“Ah!” the comandante cried. “There will be promotion for me in this!”
“Catch him first! You little know your man!”
“Do I not? Did I not refuse him hospitality recently because of that same insult? Did I not almost cross blades with him within the past forty hours, and remembered barely in time that an officer does not fight with an adventurer?”
“It perhaps were well for the officer you remembered that,” the sergeant muttered.
“Bah! Captain Fly-by-Night, eh? A boaster and braggart!”
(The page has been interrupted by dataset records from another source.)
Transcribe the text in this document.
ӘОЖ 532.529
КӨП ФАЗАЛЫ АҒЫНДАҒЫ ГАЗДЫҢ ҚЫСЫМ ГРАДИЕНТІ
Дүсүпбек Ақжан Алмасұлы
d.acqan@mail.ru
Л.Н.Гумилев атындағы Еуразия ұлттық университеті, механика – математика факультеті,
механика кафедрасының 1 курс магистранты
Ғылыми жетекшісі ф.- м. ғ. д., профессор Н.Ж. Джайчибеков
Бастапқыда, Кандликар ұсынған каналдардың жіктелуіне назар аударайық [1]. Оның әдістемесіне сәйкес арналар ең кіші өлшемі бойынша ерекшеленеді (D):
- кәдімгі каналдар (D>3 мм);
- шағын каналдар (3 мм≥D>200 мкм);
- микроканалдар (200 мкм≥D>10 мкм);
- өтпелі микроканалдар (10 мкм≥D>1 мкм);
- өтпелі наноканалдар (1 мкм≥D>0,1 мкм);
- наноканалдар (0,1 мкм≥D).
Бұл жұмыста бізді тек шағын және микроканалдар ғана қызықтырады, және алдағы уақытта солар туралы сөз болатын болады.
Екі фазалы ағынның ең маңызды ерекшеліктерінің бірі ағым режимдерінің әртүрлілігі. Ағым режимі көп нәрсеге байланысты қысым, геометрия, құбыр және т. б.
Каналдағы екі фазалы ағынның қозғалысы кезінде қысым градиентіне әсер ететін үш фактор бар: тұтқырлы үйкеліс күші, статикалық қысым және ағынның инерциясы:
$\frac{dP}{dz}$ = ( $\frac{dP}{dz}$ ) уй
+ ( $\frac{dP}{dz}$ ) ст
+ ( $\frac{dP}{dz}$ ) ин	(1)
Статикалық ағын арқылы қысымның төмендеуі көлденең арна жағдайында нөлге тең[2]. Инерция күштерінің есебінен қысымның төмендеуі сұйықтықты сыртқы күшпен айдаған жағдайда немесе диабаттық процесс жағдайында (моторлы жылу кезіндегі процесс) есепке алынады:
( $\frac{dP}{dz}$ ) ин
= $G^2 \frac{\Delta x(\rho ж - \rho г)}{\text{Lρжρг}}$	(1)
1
“Think not that! He is a fighter, that man, as well as a scoundrel! And you have him here?”
“He camps like a fool beside the creek at the mission, believing himself secure, no doubt, perhaps meeting his Indian gentiles and doing his plotting almost inside the mission walls.”
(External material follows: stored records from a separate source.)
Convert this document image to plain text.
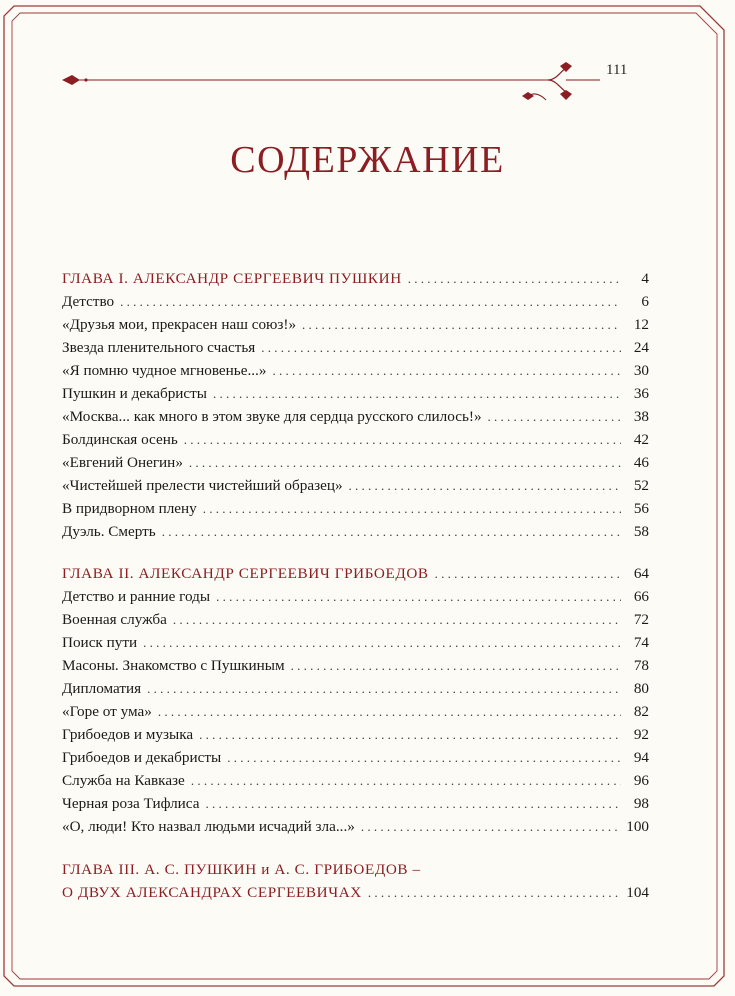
111
СОДЕРЖАНИЕ
ГЛАВА I. АЛЕКСАНДР СЕРГЕЕВИЧ ПУШКИН . . .	4
Детство . . .	6
«Друзья мои, прекрасен наш союз!» . . .	12
Звезда пленительного счастья . . .	24
«Я помню чудное мгновенье...» . . .	30
Пушкин и декабристы . . .	36
«Москва... как много в этом звуке для сердца русского слилось!» . . .	38
Болдинская осень . . .	42
«Евгений Онегин» . . .	46
«Чистейшей прелести чистейший образец» . . .	52
В придворном плену . . .	56
Дуэль. Смерть . . .	58
ГЛАВА II. АЛЕКСАНДР СЕРГЕЕВИЧ ГРИБОЕДОВ . . .	64
Детство и ранние годы . . .	66
Военная служба . . .	72
Поиск пути . . .	74
Масоны. Знакомство с Пушкиным . . .	78
Дипломатия . . .	80
«Горе от ума» . . .	82
Грибоедов и музыка . . .	92
Грибоедов и декабристы . . .	94
Служба на Кавказе . . .	96
Черная роза Тифлиса . . .	98
«О, люди! Кто назвал людьми исчадий зла...» . . .	100
ГЛАВА III. А. С. ПУШКИН и А. С. ГРИБОЕДОВ –
О ДВУХ АЛЕКСАНДРАХ СЕРГЕЕВИЧАХ . . .	104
“Get him! Do not let him escape and reach his Indians, or nothing can stop the attack. The dogs know their conspiracy is discovered, and may move sooner than was expected. Those in the north wait for the attack to begin here at San Diego de Alcalá. Runners will carry the news, and the raid will flash up the coast like fire before a gale!”
“It will be an easy matter to get him,” the lieutenant observed, getting up from his stool.
The beating of horse’s hoofs came to them through the open window; they heard the sentry’s challenge and quick steps in the barracks-room, a knock at the door.